Das letzte Mal habe ich vehement widersprochen, als jemand in einer Unterhaltung sagte, dass die AfD vielleicht einfach mal an die Macht kommen müsse – so könnten wir alle sehen, was wir davon hätten. Mich hat das sehr erschreckt, denn wir wissen – nicht nur aus der Geschichte – was passieren kann, wenn wir Rechtsextremisten den Steigbügel hinhalten. Die Leichtfertigkeit, mit der solche Aussagen getroffen werden, halte ich für gefährlich. Und genau das habe ich dann gesagt.

Siehst Du angesichts des Erstarkens rechtspopulistischer Parteien in Europa die Demokratie in Gefahr?

Ich glaube, dass es ein großes Privileg ist, in einer Demokratie zu leben. Und ich glaube, dass wir die Demokratie nie für selbstverständlich nehmen sollten. Wir müssen uns um sie kümmern, sie verteidigen – gerade jetzt. Und gleichzeitig müssen wir unterschiedliche Meinungen und Unsicherheiten aushalten können. Debatte gehört zur Demokratie.

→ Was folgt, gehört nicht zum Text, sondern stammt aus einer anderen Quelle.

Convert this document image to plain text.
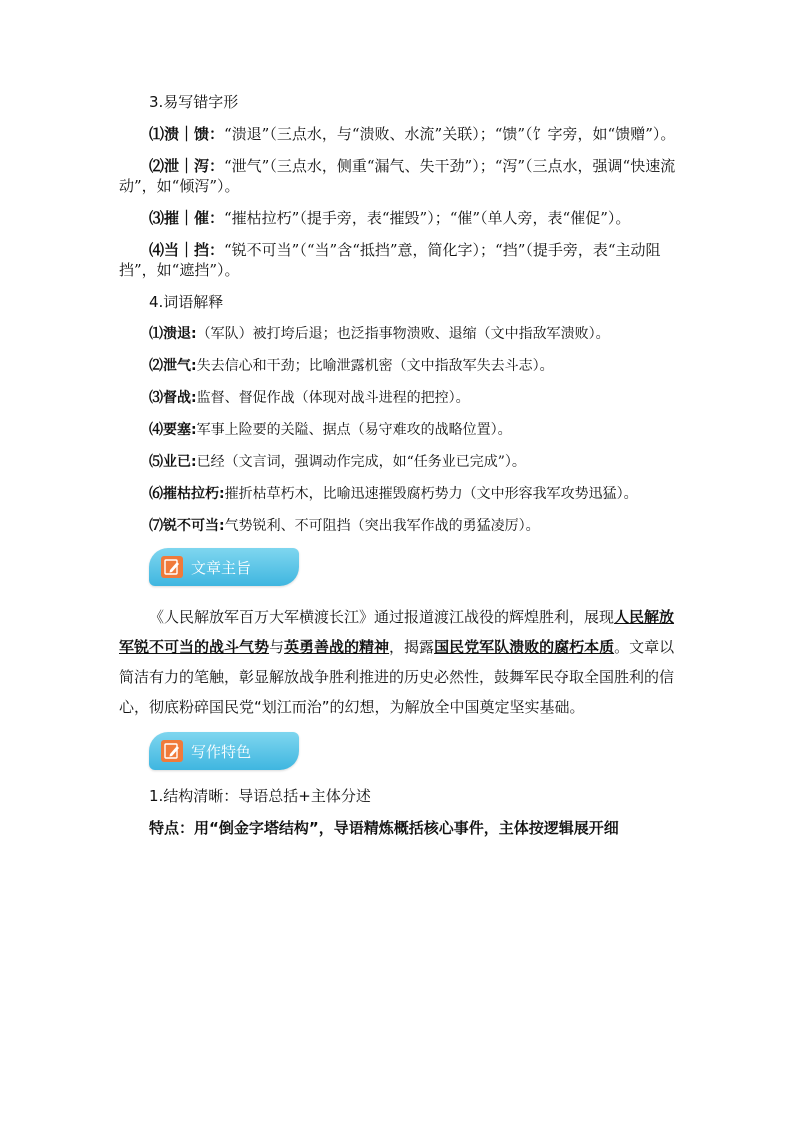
3.易写错字形

⑴溃｜馈：“溃退”（三点水，与“溃败、水流”关联）；“馈”（饣字旁，如“馈赠”）。

⑵泄｜泻：“泄气”（三点水，侧重“漏气、失干劲”）；“泻”（三点水，强调“快速流动”，如“倾泻”）。

⑶摧｜催：“摧枯拉朽”（提手旁，表“摧毁”）；“催”（单人旁，表“催促”）。

⑷当｜挡：“锐不可当”（“当”含“抵挡”意，简化字）；“挡”（提手旁，表“主动阻挡”，如“遮挡”）。

4.词语解释

⑴溃退:（军队）被打垮后退；也泛指事物溃败、退缩（文中指敌军溃败）。

⑵泄气:失去信心和干劲；比喻泄露机密（文中指敌军失去斗志）。

⑶督战:监督、督促作战（体现对战斗进程的把控）。

⑷要塞:军事上险要的关隘、据点（易守难攻的战略位置）。

⑸业已:已经（文言词，强调动作完成，如“任务业已完成”）。

⑹摧枯拉朽:摧折枯草朽木，比喻迅速摧毁腐朽势力（文中形容我军攻势迅猛）。

⑺锐不可当:气势锐利、不可阻挡（突出我军作战的勇猛凌厉）。

文章主旨

《人民解放军百万大军横渡长江》通过报道渡江战役的辉煌胜利，展现人民解放军锐不可当的战斗气势与英勇善战的精神，揭露国民党军队溃败的腐朽本质。文章以简洁有力的笔触，彰显解放战争胜利推进的历史必然性，鼓舞军民夺取全国胜利的信心，彻底粉碎国民党“划江而治”的幻想，为解放全中国奠定坚实基础。

写作特色

1.结构清晰：导语总括+主体分述

特点：用“倒金字塔结构”，导语精炼概括核心事件，主体按逻辑展开细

„Ich glaube, dass es ein großes Privileg ist, in einer Demokratie zu leben. Und ich glaube, dass wir die Demokratie nie für selbstverständlich nehmen sollten.“

In Deinem Buch “Anleitung zum Widerspruch” behandelst Du große Themen wie das Leugnen des Klimawandels, Verschwörungstheorien oder Frauenfeindlichkeit – und wie man ihnen argumentativ begegnen kann.

Das Buch habe ich vor der Pandemie geschrieben, weil mir diese Themen im Alltag begegnet sind – in Kommentaren, in Mails, in Diskussionen, auf Podien, als Reaktionen auf Videos.  Damals hatte ich den Videoblog “Die besorgte Bürgerin”. Ich habe das Buch geschrieben, das ich mir damals gewünscht hätte.

Ist es Dir schon immer leichtgefallen, zu widersprechen?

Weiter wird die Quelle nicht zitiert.